09 de outubro de 2014
A Quarta Turma do Superior Tribunal de Justiça (STJ) deu provimento a recurso especial que pedia que um imóvel de família não fosse incluído na massa falida da empresa Plásticos CB Ltda., de São Paulo. O relator, ministro Luis Felipe Salomão, entendeu que a penhora dos bens da empresa, devido à quebra do negócio decretada em 1999, não poderia ser estendida a um imóvel de família adquirido dez anos antes por um dos sócios, mesmo tendo havido a desconsideração da personalidade jurídica sob o argumento de fraude contra os credores.
“A desconsideração da personalidade jurídica não pode ser uma pena de expropriação universal dos bens dos sócios ou administradores da empresa devedora, tampouco uma solução para que todos os credores, indiscriminadamente, satisfaçam seus créditos na hipótese de insolvência do devedor”, disse Salomão.
A 3ª Vara Cível da Comarca de Guarulhos havia acolhido o pedido formulado pelo Ministério Público em agosto de 2005 e desconsiderou a personalidade jurídica da empresa para que os bens dos sócios fossem arrecadados. Segundo o MP, após decretada a quebra, alguns sócios entraram no local onde a Plásticos CB funcionava e promoveram um “saque”, levando equipamentos que estavam nas dependências da empresa.
Nobre propósito
Para Salomão, a desconsideração da personalidade jurídica, por si só, não autoriza a penhora do bem de família, a menos que o caso se relacione a uma das exceções previstas no artigo 3º da Lei 8.009/90 (a lei trata da impenhorabilidade do único imóvel residencial da família, e o artigo ressalva as hipóteses em que ele pode ser penhorado).
A desconsideração – acrescentou o relator – é um mecanismo importante para o fortalecimento da segurança do mercado, ao aumentar as garantias aos credores, mas “esse nobre propósito não se sobrepõe aos valores legais e constitucionais subjacentes à proteção do bem de família, e é bem por isso que a fraude à execução não se encontra prevista como exceção legal à impenhorabilidade de bens dessa categoria”.
Divergências
Luis Felipe Salomão disse que a questão levantada no recurso não é pacífica no STJ, que tem precedentes contra e a favor da penhorabilidade do bem de família diante de fraude contra a execução.
Ele mencionou um caso analisado recentemente pela Terceira Turma em que se discutiu a possibilidade de penhora de imóvel de família que, dias depois de seus donos serem intimados a pagar a dívida, foi doado a um menor (REsp 1.364.509). A Terceira Turma, diferentemente do que foi decidido no caso da Plásticos CB, entendeu que uma vez reconhecida a fraude contra a execução, o bem de família do devedor não deve receber a proteção legal da impenhorabilidade, sob pena de prestigiar-se a má-fé.

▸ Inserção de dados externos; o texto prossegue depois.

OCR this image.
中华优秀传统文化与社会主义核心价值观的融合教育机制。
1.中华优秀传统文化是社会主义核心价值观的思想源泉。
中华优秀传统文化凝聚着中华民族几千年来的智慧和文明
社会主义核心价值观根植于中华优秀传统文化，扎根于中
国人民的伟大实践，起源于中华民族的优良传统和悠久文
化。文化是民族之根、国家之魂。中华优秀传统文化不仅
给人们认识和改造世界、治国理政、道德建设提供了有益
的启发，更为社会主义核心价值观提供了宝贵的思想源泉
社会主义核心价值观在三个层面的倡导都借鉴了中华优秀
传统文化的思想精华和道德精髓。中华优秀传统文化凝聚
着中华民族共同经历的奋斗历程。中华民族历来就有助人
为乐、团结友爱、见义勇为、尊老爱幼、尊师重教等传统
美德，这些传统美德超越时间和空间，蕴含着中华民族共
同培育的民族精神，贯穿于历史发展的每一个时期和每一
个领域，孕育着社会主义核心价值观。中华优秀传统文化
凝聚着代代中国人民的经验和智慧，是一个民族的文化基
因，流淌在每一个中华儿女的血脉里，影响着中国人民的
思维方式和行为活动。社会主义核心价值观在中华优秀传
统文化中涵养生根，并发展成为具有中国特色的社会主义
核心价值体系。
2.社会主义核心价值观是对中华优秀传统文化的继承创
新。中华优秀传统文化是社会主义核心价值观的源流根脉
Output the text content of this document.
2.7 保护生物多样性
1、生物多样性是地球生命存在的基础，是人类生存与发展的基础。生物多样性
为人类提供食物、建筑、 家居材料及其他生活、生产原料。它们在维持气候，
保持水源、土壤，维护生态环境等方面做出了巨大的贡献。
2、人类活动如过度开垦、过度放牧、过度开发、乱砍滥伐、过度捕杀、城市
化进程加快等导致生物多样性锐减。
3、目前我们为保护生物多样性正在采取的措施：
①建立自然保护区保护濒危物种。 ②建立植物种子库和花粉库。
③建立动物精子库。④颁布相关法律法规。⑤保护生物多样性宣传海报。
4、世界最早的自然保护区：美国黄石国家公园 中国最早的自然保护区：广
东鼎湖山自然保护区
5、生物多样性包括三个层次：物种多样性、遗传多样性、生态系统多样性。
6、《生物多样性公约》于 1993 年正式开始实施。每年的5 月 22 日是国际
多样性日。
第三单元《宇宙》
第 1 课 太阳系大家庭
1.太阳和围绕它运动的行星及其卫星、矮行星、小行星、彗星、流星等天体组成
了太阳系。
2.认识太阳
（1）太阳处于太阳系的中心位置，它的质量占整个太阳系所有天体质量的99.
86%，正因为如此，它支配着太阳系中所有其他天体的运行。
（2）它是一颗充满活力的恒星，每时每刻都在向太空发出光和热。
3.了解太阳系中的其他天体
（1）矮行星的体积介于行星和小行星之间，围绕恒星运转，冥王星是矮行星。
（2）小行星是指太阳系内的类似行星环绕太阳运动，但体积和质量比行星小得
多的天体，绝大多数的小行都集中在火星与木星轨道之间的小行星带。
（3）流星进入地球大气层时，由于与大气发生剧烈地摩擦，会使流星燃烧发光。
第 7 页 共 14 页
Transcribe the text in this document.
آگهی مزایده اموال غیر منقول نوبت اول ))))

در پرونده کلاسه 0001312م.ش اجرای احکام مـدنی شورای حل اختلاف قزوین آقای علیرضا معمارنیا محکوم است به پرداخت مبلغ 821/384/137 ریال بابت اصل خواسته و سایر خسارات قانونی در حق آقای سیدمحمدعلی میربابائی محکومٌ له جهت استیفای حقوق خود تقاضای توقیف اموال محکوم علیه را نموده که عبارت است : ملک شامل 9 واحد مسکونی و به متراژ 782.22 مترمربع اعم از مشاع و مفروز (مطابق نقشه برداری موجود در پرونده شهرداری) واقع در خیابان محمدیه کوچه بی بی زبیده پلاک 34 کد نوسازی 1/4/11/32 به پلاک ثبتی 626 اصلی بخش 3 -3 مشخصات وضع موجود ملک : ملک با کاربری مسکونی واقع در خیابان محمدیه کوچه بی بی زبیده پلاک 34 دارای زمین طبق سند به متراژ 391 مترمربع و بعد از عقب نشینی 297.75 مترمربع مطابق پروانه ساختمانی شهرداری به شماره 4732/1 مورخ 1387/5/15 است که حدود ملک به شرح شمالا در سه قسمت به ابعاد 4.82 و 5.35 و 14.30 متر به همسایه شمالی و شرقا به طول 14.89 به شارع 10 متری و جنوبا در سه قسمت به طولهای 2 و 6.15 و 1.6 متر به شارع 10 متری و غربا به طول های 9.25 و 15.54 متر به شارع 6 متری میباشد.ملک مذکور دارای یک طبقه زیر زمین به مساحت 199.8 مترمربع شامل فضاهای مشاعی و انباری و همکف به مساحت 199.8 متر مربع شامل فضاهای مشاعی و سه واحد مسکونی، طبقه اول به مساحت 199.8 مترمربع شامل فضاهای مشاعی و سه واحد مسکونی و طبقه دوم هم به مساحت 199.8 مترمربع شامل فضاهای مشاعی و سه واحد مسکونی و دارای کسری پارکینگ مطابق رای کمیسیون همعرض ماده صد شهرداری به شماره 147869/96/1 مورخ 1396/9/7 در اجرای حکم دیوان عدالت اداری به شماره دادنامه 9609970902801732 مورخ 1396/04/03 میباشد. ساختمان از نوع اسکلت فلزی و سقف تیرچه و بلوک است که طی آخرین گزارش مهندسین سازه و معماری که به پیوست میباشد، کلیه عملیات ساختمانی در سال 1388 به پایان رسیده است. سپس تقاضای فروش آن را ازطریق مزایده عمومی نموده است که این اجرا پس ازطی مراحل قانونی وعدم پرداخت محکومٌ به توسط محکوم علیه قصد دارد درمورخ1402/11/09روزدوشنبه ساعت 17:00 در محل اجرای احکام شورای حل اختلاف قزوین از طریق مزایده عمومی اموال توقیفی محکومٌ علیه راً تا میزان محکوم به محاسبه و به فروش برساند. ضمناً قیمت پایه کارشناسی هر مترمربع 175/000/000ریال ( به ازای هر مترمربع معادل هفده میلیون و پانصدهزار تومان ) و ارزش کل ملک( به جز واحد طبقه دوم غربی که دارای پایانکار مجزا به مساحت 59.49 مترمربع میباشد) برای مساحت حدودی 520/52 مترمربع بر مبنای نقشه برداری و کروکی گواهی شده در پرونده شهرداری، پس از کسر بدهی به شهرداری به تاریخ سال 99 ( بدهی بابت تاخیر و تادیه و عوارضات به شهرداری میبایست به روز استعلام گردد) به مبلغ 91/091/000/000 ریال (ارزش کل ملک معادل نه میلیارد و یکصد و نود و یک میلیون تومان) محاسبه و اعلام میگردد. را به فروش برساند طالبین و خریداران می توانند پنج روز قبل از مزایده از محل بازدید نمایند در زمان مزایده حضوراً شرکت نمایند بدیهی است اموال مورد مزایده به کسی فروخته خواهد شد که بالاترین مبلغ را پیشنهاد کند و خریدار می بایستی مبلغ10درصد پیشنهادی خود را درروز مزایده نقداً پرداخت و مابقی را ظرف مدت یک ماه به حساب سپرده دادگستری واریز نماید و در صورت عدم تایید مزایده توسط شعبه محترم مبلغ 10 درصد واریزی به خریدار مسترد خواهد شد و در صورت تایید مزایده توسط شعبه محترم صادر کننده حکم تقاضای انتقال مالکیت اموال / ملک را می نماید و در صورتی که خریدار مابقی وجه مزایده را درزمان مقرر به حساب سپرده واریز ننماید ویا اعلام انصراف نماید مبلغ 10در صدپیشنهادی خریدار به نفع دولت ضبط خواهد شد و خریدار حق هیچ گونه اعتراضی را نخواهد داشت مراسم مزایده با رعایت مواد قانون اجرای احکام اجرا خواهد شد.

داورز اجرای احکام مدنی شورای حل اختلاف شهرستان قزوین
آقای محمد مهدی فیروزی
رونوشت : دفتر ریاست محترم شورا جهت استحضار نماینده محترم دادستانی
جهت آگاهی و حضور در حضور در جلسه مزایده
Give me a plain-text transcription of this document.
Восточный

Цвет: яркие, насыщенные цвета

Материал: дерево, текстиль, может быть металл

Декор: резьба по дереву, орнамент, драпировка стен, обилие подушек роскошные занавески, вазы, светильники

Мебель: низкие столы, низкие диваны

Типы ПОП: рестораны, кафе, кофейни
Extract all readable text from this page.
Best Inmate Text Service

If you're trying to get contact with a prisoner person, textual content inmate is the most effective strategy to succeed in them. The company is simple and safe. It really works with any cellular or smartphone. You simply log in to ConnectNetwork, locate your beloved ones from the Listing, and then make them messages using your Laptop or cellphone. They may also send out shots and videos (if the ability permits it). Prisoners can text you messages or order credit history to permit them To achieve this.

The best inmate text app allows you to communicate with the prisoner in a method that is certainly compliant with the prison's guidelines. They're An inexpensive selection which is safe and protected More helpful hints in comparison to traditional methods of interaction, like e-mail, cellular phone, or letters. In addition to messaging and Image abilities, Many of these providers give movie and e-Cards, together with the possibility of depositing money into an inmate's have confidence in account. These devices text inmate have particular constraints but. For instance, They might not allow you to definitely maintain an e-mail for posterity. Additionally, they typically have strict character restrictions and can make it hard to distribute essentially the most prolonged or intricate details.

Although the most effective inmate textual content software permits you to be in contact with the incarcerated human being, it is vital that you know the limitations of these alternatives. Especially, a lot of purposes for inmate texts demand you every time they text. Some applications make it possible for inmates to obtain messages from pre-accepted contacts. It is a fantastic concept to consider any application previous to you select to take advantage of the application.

Segundo Salomão, as exceções da Lei 8.009 devem ser consideradas restritivamente, ou seja, não é possível aplicar analogias ou esforços interpretativos para afastar a proteção legal em situações não previstas expressamente – como no caso julgado, em que o Tribunal de Justiça de São Paulo aceitou a penhora do imóvel em razão da fraude contra os credores e da desconsideração da pessoa jurídica.
Crime
O ministro reconheceu que a conduta de subtrair bens da empresa após a decretação da falência é crime, e uma das exceções da Lei 8.009 (inciso VI do artigo 3º) é justamente a hipótese de ressarcimento de dano causado por ato criminoso, “mas obviamente nos limites do prejuízo experimentado pela vítima”. No entanto, ele observou que o inquérito respectivo foi arquivado a pedido do próprio Ministério Público com base no princípio da insignificância, em razão do baixo valor dos bens.
O relator afirmou que a proteção legal dada ao bem de família não é apenas para o devedor, mas também para sua família. De acordo com seu voto, “a determinação judicial de que, mediante desconsideração da personalidade jurídica da empresa falida, fossem arrecadados bens protegidos pela Lei 8.009 se traduz em responsabilização não apenas dos sócios pela falência do negócio, mas da própria entidade familiar, que deve contar com especial proteção do estado segundo o que determina a Constituição”.
O voto do ministro relator foi acompanhado de forma unânime pelos demais ministros.